Через пять минут упорного труда с высунутым языком, пятно почти исчезло. Мона закрыла бутылку пробкой и снова полезла на стул. Открывая застекленную дверцу, почему-то оглянулась — Мона-Лиза была сейчас вровень и смотрела ей в лицо с насмешкой. Стул под Моной покачнулся, но упала не Мона, упала бутылка. Она выскользнула из руки и разбилась вдребезги. На деревянном полу среди мелких и крупных осколков растеклась лужица. Остро запахло. Пришлось тщательно подмести пол, а потом и вымыть всю комнату, чтобы не было сырого пятна в одном месте. Но запах не выветривался, хотя Мона и окно приоткрыла, откуда быстро стал заползать осенний холод. А женщина с портрета наблюдала за всем с поджатым ртом.
Когда вошла мама и сразу повела носом, пришлось признаваться. Мама расстроилась ужасно. «Это же для компрессов, — сказала она, открывая дверцу буфета, как будто надеялась увидеть там целую и невредимую бутылку. — Что скажет папа?» «Но папа ведь не болеет», — заметила Мона, пытаясь хоть этой репликой как-то защитить себя. «Не болеет, так заболеет, — буркнула мама и поправилась, — ну, он ведь иногда простужается…».
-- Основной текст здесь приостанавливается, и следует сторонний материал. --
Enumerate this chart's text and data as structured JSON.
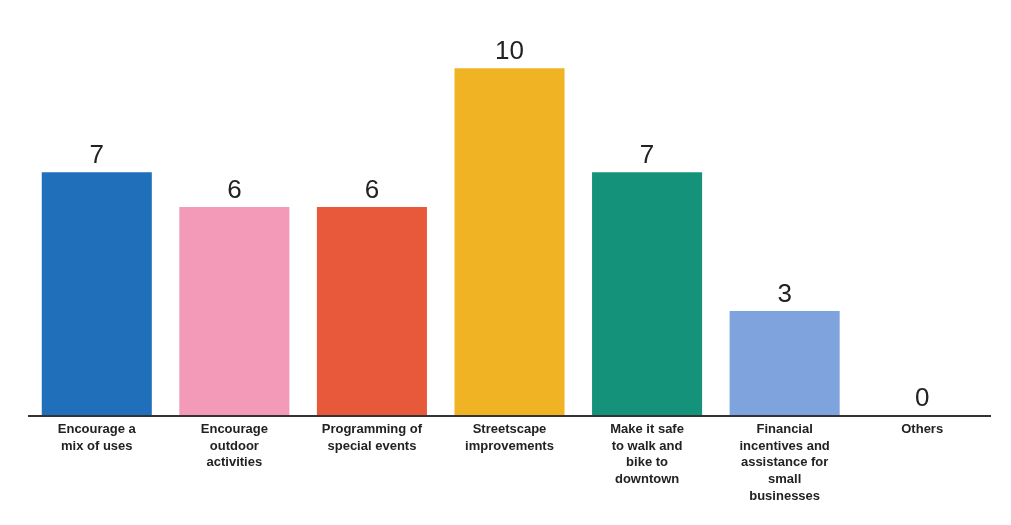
{
  "chart_data": {
    "type": "bar",
    "categories": [
      "Encourage a mix of uses",
      "Encourage outdoor activities",
      "Programming of special events",
      "Streetscape improvements",
      "Make it safe to walk and bike to downtown",
      "Financial incentives and assistance for small businesses",
      "Others"
    ],
    "values": [
      7,
      6,
      6,
      10,
      7,
      3,
      0
    ],
    "colors": [
      "#1f6fba",
      "#f29ab8",
      "#e8583a",
      "#f0b323",
      "#14937a",
      "#7fa3dc",
      "#7fa3dc"
    ],
    "data_labels": true
  }
}
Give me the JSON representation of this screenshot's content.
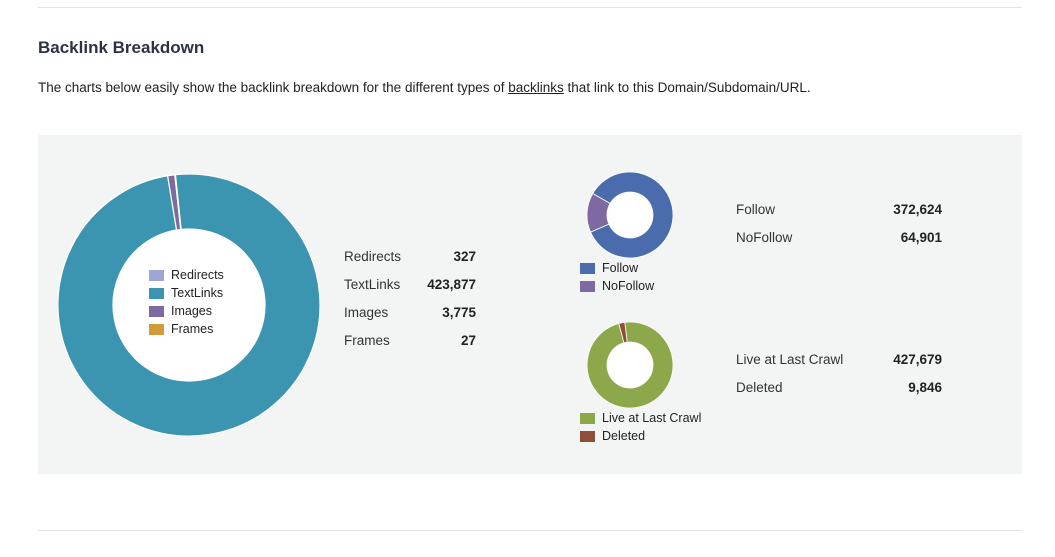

А папа как раз ничего Моне не сказал, ни слова. Через несколько дней мама зачем-то открывала тот самый верхний шкафчик, и Мона увидела на полочке в буфете новенькую бутылку с такой же наклейкой.
«Негодяйка, — сказала Мона портрету, когда была одна в комнате. — Это ты виновата во всем. Ты думаешь, я дурочка и не знаю, зачем там стоит бутылка? Это ты дура, и глаза у тебя глупые». Женщина смотрела сверху прямо Моне в глаза и ехидно усмехалась. «И вовсе ты не Мона Лиза, не строй из себя, Мона — это я, а ты — Джоконда! Нам в школе говорили, что ты портниха с булавками во рту, а еще, что ты… что ты… блудница, вот кто!»